La puesta en escena combina recursos documentales y ficción. Tres intérpretes narran y manipulan títeres y objetos mediante la técnica de teatro de papel. La estética dialoga con el art brut, estilo que surge de creaciones desarrolladas fuera del canon académico y que refleja expresiones espontáneas, sinceras y a veces marginales.
“La salud está muy ligada a nuestra fragilidad”, señaló Berta Hiriart. Las marionetas evitan que adultos representen literalmente a adolescentes y permiten una distancia expresiva más honesta.
El elenco lo integran Andrea Cruz, Mónica Bajonero y Alberto Cerz. El diseño de espacio escénico e iluminación, así como la elaboración de títeres, es de Roberto Paredes junto con Alán Sáenz Burrola; el vestuario corresponde a Gabriel Ancira; el diseño sonoro, a Mónica Bajonero; el mantenimiento de producción y atrezzo, a Gilberto Soberanes, y la producción ejecutiva a Juan Carlos Saavedra.
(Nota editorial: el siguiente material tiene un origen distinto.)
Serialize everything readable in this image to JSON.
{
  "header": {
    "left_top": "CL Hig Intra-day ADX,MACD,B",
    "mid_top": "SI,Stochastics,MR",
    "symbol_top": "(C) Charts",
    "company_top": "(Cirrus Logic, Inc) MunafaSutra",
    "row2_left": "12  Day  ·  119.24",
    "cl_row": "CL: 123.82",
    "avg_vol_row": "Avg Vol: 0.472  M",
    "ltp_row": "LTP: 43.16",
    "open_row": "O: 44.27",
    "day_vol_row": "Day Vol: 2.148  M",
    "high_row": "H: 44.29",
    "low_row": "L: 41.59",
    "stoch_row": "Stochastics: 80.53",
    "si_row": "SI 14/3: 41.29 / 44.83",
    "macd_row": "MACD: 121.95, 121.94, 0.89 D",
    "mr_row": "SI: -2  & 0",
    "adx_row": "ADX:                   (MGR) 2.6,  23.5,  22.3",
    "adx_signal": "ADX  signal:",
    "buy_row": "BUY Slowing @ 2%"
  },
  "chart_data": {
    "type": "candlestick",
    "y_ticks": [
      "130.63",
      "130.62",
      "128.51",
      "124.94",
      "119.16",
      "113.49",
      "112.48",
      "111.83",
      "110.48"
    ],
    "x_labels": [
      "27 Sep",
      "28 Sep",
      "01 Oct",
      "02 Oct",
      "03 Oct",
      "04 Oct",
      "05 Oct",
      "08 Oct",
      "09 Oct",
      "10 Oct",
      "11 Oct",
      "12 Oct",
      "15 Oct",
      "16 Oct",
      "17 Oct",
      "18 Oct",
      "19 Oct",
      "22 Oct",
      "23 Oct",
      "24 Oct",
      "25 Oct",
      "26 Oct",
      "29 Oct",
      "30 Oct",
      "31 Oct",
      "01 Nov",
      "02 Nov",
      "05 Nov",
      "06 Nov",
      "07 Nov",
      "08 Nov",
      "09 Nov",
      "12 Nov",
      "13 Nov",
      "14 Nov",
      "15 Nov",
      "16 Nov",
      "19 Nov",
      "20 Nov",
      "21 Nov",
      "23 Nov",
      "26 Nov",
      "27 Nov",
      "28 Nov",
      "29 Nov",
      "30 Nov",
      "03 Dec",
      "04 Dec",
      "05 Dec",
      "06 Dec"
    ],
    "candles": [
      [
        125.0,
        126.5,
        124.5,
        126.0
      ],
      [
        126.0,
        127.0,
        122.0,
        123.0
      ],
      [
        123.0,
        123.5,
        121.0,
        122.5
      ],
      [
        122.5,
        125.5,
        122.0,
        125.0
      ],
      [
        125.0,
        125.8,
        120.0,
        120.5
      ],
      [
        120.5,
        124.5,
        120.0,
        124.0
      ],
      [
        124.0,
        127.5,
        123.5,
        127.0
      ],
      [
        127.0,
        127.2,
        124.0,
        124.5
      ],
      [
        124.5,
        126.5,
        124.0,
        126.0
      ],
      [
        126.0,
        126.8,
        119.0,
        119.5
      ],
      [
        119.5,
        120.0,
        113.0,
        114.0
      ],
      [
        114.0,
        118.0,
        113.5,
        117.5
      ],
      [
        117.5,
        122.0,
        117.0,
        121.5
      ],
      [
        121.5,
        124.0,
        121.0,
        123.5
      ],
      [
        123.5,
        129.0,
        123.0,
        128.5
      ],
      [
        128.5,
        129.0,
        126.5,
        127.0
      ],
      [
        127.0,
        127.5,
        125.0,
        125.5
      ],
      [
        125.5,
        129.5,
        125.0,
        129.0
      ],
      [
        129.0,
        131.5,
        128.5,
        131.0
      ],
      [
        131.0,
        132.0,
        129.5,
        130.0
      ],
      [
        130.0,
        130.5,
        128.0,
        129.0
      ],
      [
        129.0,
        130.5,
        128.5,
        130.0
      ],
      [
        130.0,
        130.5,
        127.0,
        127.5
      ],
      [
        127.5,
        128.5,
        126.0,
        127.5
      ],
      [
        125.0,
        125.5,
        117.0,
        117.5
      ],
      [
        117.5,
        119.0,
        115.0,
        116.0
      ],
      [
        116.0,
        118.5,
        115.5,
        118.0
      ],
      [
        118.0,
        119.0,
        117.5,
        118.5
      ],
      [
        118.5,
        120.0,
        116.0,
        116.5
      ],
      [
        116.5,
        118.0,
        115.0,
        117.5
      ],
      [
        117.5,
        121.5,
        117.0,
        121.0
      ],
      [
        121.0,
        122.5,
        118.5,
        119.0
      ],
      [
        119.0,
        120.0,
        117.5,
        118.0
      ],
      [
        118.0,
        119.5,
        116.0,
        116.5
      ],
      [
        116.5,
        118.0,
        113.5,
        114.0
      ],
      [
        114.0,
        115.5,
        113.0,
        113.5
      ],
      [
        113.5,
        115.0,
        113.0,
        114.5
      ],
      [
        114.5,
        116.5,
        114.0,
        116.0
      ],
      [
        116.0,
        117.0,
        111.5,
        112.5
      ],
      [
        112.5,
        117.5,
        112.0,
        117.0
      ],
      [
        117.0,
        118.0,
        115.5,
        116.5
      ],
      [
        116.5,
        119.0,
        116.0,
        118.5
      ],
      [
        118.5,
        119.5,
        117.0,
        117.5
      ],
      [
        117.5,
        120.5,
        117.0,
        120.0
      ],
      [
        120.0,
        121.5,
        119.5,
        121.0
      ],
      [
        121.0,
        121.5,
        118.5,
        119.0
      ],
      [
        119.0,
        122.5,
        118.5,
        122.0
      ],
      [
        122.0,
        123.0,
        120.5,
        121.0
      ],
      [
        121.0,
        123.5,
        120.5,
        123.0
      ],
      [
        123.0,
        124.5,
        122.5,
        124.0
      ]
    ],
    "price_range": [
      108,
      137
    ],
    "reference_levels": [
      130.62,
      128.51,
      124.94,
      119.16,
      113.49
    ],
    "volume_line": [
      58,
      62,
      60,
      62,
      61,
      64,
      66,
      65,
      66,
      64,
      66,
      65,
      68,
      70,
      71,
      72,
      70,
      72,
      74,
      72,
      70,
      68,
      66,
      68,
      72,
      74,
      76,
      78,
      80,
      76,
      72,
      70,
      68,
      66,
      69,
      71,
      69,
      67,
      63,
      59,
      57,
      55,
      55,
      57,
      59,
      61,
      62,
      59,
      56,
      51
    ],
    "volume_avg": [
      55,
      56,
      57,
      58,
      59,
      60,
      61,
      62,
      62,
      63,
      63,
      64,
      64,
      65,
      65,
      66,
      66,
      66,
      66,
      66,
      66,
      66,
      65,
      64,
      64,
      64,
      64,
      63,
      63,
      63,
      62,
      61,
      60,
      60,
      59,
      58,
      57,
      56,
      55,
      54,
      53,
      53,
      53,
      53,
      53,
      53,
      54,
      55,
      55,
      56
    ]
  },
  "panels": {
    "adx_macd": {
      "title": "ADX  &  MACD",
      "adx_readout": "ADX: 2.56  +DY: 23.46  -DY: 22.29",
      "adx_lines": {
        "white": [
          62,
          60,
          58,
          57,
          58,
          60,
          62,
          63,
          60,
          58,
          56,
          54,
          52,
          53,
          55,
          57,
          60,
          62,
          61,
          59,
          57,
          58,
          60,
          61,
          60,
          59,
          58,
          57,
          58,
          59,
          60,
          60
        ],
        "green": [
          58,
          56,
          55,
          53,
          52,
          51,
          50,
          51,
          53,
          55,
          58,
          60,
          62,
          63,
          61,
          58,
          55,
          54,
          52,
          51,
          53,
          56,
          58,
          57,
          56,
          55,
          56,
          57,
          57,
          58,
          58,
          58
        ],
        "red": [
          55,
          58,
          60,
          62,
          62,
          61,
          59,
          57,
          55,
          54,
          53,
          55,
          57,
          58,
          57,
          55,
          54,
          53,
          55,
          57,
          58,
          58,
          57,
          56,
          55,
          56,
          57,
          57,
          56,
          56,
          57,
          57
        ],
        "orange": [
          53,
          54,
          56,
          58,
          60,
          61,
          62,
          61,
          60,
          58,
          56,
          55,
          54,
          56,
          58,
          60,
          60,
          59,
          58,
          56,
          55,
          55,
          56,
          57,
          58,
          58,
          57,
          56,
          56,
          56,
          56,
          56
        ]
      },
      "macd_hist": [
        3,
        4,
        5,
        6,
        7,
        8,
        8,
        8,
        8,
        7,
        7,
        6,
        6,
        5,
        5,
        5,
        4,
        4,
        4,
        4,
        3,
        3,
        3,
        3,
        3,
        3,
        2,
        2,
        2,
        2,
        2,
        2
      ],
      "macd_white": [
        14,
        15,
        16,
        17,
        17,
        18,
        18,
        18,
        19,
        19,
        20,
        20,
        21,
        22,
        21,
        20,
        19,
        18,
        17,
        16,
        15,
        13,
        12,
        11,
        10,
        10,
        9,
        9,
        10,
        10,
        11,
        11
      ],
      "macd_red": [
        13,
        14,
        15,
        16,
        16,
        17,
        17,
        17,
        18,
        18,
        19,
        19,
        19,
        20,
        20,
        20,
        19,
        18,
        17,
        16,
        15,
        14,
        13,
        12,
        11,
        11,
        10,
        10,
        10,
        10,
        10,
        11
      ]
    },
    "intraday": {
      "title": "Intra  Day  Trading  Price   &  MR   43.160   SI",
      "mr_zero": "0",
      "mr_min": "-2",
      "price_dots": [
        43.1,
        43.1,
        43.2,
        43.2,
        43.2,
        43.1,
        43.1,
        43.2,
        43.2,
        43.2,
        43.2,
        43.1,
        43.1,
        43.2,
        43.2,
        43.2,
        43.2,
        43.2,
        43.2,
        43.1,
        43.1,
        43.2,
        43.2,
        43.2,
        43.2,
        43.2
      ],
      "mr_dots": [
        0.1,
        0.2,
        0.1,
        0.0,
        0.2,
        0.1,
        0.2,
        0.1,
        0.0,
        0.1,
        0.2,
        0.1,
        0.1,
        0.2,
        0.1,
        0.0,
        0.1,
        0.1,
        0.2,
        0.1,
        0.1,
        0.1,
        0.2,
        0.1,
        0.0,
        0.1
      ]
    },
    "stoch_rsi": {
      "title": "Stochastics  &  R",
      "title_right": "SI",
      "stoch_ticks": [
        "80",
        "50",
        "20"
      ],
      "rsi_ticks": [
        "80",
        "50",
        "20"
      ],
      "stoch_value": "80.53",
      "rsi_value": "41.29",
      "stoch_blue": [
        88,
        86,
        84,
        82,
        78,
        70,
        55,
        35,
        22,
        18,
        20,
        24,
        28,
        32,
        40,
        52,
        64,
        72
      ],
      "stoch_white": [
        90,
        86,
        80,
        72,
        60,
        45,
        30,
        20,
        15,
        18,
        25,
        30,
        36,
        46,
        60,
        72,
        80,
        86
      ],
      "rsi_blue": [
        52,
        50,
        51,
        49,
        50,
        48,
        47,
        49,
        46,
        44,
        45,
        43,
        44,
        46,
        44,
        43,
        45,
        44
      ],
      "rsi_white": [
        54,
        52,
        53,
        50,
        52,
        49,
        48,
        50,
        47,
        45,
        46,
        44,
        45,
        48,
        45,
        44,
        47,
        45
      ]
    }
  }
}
La música original es de Andrea Cruz.
Dirigido a mayores de 12 años, el montaje convoca también a madres, padres y docentes. “Estamos en el mismo paquete”, comentó Hiriart. Conversar forma parte de la respuesta. “Saber que hay salidas es muy importante. No una sola, hay varias maneras de encontrarla”.
La parte final recupera el poema “Felices los normales”, de Roberto Fernández Retamar, texto que ironiza sobre la supuesta estabilidad de quienes encajan sin fisuras y celebra, en cambio, a quienes desentonan. “Más que ofrecer respuestas cerradas, la intención es abrir caminos de reflexión: Lo que tenemos son preguntas y más preguntas”, concluyó la dramaturga.
Rompecabezas se presentará los sábados y domingos a las 13 horas, en el Foro La Gruta del Centro Cultural Helénico (avenida Revolución 1500, colonia Guadalupe Inn, alcaldía Álvaro Obregón). La temporada concluirá el 26 de abril; no habrá funciones los días 11 y 12 de abril.
El boleto tiene un costo de 261 pesos y se puede adquirir en las taquillas del recinto o en el sitio web helenico.gob.mx.